Lyle came to visit her in the bathtub and she cried. Because she was crying, Lyle cried. She fell asleep and woke to find him poised delicately beside her with a toothpick, picking bits of things from between her teeth.
Luis found her again when she was working as a school counselor. He came to see her in the teachers’ lounge. He leaned on the vending machine. They were similar in shape.
She asked about his job. He asked about hers.

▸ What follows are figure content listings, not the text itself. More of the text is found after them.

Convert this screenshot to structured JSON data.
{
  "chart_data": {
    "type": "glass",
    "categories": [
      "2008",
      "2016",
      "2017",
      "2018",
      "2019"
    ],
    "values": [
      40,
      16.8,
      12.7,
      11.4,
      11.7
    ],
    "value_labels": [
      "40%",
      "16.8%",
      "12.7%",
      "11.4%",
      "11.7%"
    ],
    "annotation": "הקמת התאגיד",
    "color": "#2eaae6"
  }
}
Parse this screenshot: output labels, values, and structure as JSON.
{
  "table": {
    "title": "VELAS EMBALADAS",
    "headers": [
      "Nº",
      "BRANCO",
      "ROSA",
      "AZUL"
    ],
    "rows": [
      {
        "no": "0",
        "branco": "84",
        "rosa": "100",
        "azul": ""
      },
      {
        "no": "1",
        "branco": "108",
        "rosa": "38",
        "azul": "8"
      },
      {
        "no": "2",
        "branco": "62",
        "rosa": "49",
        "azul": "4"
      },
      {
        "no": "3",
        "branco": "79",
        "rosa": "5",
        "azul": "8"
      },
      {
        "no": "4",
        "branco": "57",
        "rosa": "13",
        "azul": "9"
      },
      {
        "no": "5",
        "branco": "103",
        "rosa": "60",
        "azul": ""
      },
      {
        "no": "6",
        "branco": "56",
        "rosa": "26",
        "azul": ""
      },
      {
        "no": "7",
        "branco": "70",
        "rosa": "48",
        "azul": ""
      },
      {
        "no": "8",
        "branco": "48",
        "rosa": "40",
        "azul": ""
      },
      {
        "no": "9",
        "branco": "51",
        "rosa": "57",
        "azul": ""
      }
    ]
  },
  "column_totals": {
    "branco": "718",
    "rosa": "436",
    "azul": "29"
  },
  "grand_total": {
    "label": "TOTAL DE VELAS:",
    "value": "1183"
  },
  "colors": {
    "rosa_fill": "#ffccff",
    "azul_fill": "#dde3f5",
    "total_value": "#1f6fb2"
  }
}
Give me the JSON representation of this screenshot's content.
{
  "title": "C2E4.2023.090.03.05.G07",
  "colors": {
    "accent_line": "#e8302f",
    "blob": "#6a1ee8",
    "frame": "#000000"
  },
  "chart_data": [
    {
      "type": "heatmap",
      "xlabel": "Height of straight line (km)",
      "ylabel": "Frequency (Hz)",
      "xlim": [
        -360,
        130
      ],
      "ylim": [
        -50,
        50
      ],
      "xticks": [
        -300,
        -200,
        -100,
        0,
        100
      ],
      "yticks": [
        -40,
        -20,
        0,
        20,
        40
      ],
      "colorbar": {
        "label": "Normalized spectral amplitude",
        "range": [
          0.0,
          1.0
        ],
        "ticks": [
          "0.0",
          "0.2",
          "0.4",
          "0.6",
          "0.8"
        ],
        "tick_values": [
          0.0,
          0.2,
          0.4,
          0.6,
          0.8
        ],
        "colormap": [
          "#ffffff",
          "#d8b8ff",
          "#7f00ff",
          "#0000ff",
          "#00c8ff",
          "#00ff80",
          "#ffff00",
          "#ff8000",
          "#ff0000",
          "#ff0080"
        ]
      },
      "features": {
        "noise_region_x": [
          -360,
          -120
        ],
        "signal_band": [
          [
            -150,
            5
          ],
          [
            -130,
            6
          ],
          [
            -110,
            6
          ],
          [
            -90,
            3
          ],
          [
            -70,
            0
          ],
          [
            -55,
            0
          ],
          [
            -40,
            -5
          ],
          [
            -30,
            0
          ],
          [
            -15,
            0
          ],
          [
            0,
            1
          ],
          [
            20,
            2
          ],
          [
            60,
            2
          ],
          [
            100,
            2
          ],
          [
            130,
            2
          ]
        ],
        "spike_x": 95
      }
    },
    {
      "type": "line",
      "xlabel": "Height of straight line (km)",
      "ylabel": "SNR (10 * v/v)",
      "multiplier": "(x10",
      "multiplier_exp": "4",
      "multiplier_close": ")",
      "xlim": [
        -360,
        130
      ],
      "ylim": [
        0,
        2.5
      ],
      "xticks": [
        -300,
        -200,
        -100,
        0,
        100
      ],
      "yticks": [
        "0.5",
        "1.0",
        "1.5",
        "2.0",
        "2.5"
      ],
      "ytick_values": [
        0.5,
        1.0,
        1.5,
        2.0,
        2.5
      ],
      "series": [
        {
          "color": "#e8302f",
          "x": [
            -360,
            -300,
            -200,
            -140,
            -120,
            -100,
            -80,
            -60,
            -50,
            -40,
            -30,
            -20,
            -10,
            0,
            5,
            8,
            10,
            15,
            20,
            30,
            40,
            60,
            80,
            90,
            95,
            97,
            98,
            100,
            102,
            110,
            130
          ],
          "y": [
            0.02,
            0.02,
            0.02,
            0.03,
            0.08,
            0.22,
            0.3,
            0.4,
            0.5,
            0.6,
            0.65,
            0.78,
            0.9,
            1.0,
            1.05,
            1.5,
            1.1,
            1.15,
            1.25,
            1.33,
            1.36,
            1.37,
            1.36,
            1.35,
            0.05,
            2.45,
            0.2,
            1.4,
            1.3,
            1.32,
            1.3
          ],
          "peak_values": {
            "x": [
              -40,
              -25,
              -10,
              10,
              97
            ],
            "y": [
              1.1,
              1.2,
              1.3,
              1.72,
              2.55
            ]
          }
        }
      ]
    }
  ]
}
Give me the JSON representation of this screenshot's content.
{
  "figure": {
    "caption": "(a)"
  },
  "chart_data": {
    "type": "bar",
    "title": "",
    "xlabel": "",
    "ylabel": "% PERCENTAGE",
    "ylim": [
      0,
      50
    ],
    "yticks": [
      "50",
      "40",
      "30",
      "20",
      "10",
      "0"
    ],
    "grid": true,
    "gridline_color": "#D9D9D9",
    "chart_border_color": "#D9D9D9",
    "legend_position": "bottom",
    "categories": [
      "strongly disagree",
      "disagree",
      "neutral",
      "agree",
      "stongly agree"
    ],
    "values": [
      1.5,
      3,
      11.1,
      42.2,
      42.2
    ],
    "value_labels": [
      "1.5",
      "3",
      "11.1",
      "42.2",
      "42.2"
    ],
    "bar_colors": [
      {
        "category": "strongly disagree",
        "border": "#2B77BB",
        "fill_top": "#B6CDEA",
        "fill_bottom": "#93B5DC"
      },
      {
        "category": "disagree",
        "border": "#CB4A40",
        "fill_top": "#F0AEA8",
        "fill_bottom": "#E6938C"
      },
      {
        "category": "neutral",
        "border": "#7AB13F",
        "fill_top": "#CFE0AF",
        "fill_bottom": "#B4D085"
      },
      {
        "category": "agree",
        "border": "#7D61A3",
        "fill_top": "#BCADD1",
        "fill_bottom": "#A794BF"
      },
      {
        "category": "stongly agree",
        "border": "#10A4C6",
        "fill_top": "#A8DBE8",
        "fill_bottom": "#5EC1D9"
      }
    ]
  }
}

That morning, a little girl had come in to talk about her parents’ divorce, and Anna had suggested they make voodoo dolls. The little girl had gone to the principal, crying.
She said, “It’s good.”
“I miss you,” he said.
The shark-girl said nothing, and then said, “I miss you too.”
Luis was thinner, bright-eyed. There was a new hardness to his edges. He said, “What’s keeping you?”
She had new friends now. She had taken up jogging. While they jogged around the park in their bright jog tops her new friends gave her advice about men. She let them think Luis had done the leaving. They ran in the same path every day and said men and said take his number out of your phone and said he never deserved you. She went to the dentist once a week and had them check for cavities. It wouldn’t be long now.
Anna said, “You know I’m not that kind of woman.”
He said, “What kind?”
She said, “The right kind.” And then, “The keeping kind.”
They looked at her hands, spread on the table. They seemed like hands that did not belong to a complete fuck-up. They did not seem relevant to the situation.
But the bear took them in his own and placed her knuckle in his living mouth: not to bite, but gently. She felt his tongue against her skin: a small, warm resting place.
The shark-woman gnashed her tiny teeth, thought no. Thought of the deathless march ahead of her: the endless succession of lovers, the jog tops, the bars. How sure a thing it seemed to run, smooth and uncomplicated. How cold.
The bear-man held her in his eyes and waited while Anna’s thoughts circled around and around the rest of her life. Waited until, terrified, she opened wide her human arms and sank.